A Coupled Dinuclear Iron Cluster that Is Perturbed by Substrate Binding in myo-Inositol Oxygenase

Abstract

myo-Inositol oxygenase (MIOX) uses iron as its cofactor and dioxygen as its cosubstrate to effect the unique, ring-cleaving, four-electron oxidation of its cyclohexan-(1,2,3,4,5,6-hexa)-ol substrate to d-glucuronate. The nature of the iron cofactor and its interaction with the substrate, myo-inositol (MI), have been probed by electron paramagnetic resonance (EPR) and Mössbauer spectroscopies.

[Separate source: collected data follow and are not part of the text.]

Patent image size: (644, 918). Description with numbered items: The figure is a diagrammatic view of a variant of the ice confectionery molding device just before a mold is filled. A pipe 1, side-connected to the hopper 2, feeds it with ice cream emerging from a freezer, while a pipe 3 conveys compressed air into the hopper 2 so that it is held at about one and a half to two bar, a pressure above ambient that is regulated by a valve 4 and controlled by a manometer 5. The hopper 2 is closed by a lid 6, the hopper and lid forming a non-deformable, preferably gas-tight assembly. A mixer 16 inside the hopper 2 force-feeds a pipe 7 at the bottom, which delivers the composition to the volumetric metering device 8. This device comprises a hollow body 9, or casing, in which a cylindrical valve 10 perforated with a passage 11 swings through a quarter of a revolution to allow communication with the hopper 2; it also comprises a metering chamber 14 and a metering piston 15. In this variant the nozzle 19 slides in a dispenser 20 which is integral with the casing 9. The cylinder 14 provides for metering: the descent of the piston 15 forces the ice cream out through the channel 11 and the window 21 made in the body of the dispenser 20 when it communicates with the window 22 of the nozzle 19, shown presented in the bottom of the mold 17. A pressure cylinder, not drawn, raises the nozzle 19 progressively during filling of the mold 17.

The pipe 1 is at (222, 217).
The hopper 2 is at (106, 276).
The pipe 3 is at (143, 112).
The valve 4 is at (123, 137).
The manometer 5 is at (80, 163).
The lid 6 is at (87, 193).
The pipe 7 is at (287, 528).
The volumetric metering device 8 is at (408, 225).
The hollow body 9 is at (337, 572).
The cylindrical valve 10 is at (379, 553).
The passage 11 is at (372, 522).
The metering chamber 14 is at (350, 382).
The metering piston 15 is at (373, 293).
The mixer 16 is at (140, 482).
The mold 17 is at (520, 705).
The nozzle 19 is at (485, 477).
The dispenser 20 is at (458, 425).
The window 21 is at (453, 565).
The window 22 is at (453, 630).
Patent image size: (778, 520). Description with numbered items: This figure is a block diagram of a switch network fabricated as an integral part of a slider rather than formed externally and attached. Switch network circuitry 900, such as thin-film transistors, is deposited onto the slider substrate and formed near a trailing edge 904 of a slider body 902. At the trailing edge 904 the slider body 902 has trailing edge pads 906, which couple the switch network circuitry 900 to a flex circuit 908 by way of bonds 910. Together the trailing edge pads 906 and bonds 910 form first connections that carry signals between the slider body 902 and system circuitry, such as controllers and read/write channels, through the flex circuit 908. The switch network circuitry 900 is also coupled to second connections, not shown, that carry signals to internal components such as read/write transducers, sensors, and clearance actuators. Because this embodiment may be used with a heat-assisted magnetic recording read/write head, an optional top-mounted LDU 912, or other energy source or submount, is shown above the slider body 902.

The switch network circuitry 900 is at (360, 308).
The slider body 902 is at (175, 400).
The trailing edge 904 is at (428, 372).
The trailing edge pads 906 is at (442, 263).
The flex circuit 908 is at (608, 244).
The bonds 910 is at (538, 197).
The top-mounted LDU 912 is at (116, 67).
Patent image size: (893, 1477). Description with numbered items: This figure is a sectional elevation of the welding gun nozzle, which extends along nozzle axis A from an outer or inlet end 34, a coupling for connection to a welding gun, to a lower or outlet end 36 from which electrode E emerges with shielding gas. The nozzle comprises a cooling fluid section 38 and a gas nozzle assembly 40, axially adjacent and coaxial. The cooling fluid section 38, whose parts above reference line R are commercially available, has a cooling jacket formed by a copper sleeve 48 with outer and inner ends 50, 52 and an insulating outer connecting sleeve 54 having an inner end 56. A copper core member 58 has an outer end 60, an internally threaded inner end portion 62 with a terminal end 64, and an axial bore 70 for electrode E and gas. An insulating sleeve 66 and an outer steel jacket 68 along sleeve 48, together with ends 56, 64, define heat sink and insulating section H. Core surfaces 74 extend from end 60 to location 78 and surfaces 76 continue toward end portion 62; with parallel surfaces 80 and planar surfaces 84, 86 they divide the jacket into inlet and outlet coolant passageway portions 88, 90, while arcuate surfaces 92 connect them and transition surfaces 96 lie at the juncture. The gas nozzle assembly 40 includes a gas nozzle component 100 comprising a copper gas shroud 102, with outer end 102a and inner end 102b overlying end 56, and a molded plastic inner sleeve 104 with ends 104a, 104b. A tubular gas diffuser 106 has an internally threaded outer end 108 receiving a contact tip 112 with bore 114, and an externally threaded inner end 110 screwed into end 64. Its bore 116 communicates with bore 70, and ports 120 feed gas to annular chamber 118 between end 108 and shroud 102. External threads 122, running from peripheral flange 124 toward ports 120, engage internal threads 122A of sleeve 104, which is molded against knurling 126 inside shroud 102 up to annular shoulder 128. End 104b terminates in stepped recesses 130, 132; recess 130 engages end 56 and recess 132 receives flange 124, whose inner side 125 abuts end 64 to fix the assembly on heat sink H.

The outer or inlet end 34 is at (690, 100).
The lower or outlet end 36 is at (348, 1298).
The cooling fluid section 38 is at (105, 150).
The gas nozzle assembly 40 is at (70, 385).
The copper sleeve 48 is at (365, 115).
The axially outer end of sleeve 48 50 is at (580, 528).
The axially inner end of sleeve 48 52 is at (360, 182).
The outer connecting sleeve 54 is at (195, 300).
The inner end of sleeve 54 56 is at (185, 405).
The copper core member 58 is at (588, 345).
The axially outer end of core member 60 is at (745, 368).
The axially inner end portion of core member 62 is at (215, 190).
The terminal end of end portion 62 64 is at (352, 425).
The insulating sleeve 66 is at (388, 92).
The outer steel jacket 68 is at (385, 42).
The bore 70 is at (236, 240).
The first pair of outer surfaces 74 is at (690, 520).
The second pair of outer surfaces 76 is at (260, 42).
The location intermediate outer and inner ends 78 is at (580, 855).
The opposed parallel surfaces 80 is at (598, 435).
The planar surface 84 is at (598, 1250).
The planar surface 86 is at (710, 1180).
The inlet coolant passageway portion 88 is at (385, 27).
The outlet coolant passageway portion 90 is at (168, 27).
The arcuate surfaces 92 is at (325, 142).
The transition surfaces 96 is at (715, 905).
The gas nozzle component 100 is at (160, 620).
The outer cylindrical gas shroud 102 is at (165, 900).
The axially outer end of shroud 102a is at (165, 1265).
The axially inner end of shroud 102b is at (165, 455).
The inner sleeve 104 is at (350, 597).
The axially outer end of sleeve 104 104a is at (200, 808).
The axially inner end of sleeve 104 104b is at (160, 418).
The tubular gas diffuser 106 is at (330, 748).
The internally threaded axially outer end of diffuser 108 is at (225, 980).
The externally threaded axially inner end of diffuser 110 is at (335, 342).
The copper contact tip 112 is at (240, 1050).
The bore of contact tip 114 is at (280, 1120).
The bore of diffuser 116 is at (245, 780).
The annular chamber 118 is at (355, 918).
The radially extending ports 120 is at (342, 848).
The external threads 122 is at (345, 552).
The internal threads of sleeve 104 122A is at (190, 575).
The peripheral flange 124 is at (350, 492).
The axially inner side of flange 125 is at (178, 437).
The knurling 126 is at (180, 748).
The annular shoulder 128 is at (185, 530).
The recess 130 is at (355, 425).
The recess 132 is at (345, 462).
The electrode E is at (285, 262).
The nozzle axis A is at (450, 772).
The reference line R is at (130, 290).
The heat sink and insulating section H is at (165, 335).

The data demonstrate the formation of an antiferromagnetically coupled, high-spin diiron(III/III) cluster upon treatment of solutions of Fe(II) and MIOX with excess O₂ or H₂O₂ and the formation of an antiferromagnetically coupled, valence-localized, high-spin diiron(II/III) cluster upon treatment with either limiting O₂ or excess O₂ in the presence of a mild reductant (e.g., ascorbate). Marked changes to the spectra of both redox forms upon addition of MI and analogy to changes induced by binding of phosphate to the diiron(II/III) cluster of the protein phosphatase, uteroferrin, suggest that MI coordinates directly to the diiron cluster, most likely in a bridging mode. The addition of MIOX to the growing family of non-heme diiron oxygenases expands the catalytic range of the family beyond the two-electron oxidation (hydroxylation and dehydrogenation) reactions catalyzed by its more extensively studied members such as methane monooxygenase and stearoyl acyl carrier protein Δ⁹-desaturase.